On Tuesday, interim President Tommy Thompson released his budget proposal for the upcoming biennium, which begins in July 2021. Thompson is asking the state for a $95.7 million boost in operations funding over the two-year period.
“This budget is big, bold and aggressive,” Thompson said. “I’m sick and tired of apologizing for the University of Wisconsin. We’re an asset.”
The $95.7 million increase would support 10 priorities identified by Thompson. At the top of the list is replicating UW-Madison Bucky’s Tuition Promise program across the UW System.
The promise program would provide "last-dollar" scholarships for Wisconsin resident students who come from households earning $60,000 or less per year. That means that after Pell Grants and other scholarships, the program fills in any unmet financial need for those students. Bucky’s Promise has been in place at Madison since 2018.
One reason Madison is able to pull off a tuition promise program is because it has fewer low-income students. In an interview in 2019, UW-Milwaukee Vice Chancellor of Finance Robin Van Harpen said a free-tuition program hasn’t been feasible at UWM because it has about 3,000 more Pell-eligible students than Madison.
“We have such a greater body of students who are Pell-eligible and have that financial need, and a smaller revenue base overall, than Madison does,” Van Harpen said.
A UWM spokesman declined an interview for this story, saying the school was waiting to find out more about the UW System’s budget proposal.
Thompson said during the press conference that he wanted to help more low-income students attend UW schools.
“I want that poor student from Elroy to have the same opportunity that I did,” Thompson said. “I want a poor child that's underprivileged and underserved in Milwaukee to come to UW-Milwaukee — get that education, be the first one in his or her family — a poor child of color that’s never had that chance.”
Thompson also wants to use the $96 million in requested state funding to bolster online education, make more financially viable education pathways for student teachers, expand student mental health support, and expand education in prisons.
It’s unclear how Democratic Gov. Tony Evers and the Republican-led state Legislature will respond to the UW System’s request for more money. The state is suffering significant financial losses due to the coronavirus pandemic and its economic fallout. Evers directed state agencies to make cuts this fiscal year and last fiscal year because of the pandemic’s impact. The cuts add up to a more than $100 million loss for the UW System.

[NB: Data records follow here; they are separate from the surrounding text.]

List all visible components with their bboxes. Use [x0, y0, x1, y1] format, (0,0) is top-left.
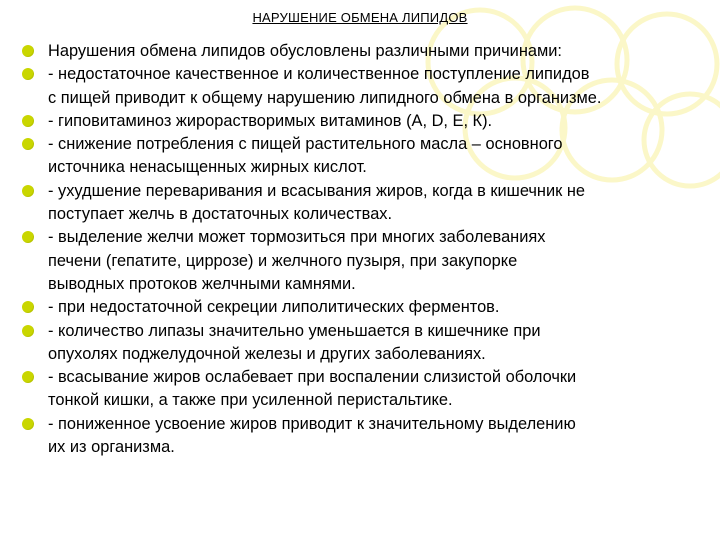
- bullet-text: - всасывание жиров ослабевает при воспалении слизистой оболочки тонкой кишки, а также при усиленной перистальтике.: [48, 368, 577, 410]
- bullet-icon: [22, 371, 34, 383]
- bullet-icon: [22, 68, 34, 80]
- bullet-text: - пониженное усвоение жиров приводит к значительному выделению их из организма.: [48, 414, 576, 457]
- list-item: [22, 296, 712, 319]
- bullet-icon: [22, 231, 34, 243]
- bullet-icon: [22, 418, 34, 430]
- bullet-text: - недостаточное качественное и количественное поступление липидов с пищей приводит к общему нарушению липидного обмена в организме.: [48, 65, 602, 107]
- bullet-text: - гиповитаминоз жирорастворимых витаминов (А, D, Е, К).: [48, 111, 493, 130]
- list-item: [22, 226, 712, 296]
- slide-title: НАРУШЕНИЕ ОБМЕНА ЛИПИДОВ: [252, 10, 468, 25]
- list-item: [22, 63, 712, 110]
- bullet-text: Нарушения обмена липидов обусловлены различными причинами:: [48, 42, 562, 60]
- bullet-icon: [22, 115, 34, 127]
- bullet-text: - ухудшение переваривания и всасывания жиров, когда в кишечник не поступает желчь в достаточных количествах.: [48, 181, 586, 224]
- list-item: [22, 40, 712, 63]
- bullet-icon: [22, 45, 34, 57]
- bullet-icon: [22, 325, 34, 337]
- bullet-icon: [22, 138, 34, 150]
- list-item: [22, 366, 712, 413]
- bullet-icon: [22, 185, 34, 197]
- bullet-list: [22, 40, 712, 459]
- bullet-text: - выделение желчи может тормозиться при многих заболеваниях печени (гепатите, циррозе) и желчного пузыря, при закупорке выводных протоков желчными камнями.: [48, 228, 546, 293]
- list-item: [22, 110, 712, 133]
- list-item: [22, 413, 712, 460]
- list-item: [22, 180, 712, 227]
- bullet-icon: [22, 301, 34, 313]
- bullet-text: - количество липазы значительно уменьшается в кишечнике при опухолях поджелудочной железы и других заболеваниях.: [48, 321, 541, 363]
- bullet-text: - снижение потребления с пищей растительного масла – основного источника ненасыщенных жирных кислот.: [48, 135, 563, 177]
- bullet-text: - при недостаточной секреции липолитических ферментов.: [48, 298, 500, 317]
- list-item: [22, 320, 712, 367]
- list-item: [22, 133, 712, 180]
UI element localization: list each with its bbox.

UW schools also suffered financial losses last spring when campuses shut down, and they’re bracing for major shortfalls this year with expected costs due to COVID-19 and decreases in enrollment. For example, UW-Milwaukee is making a $25 million cut to its budget — the biggest single-year reduction in its history. It may lead to employee layoffs in the coming months.
The UW System budget proposal will go before the Board of Regents at a meeting on Thursday. Thompson says he will advocate to keep an in-state tuition freeze in place, even though some regents have argued it’s time to do away with the freeze.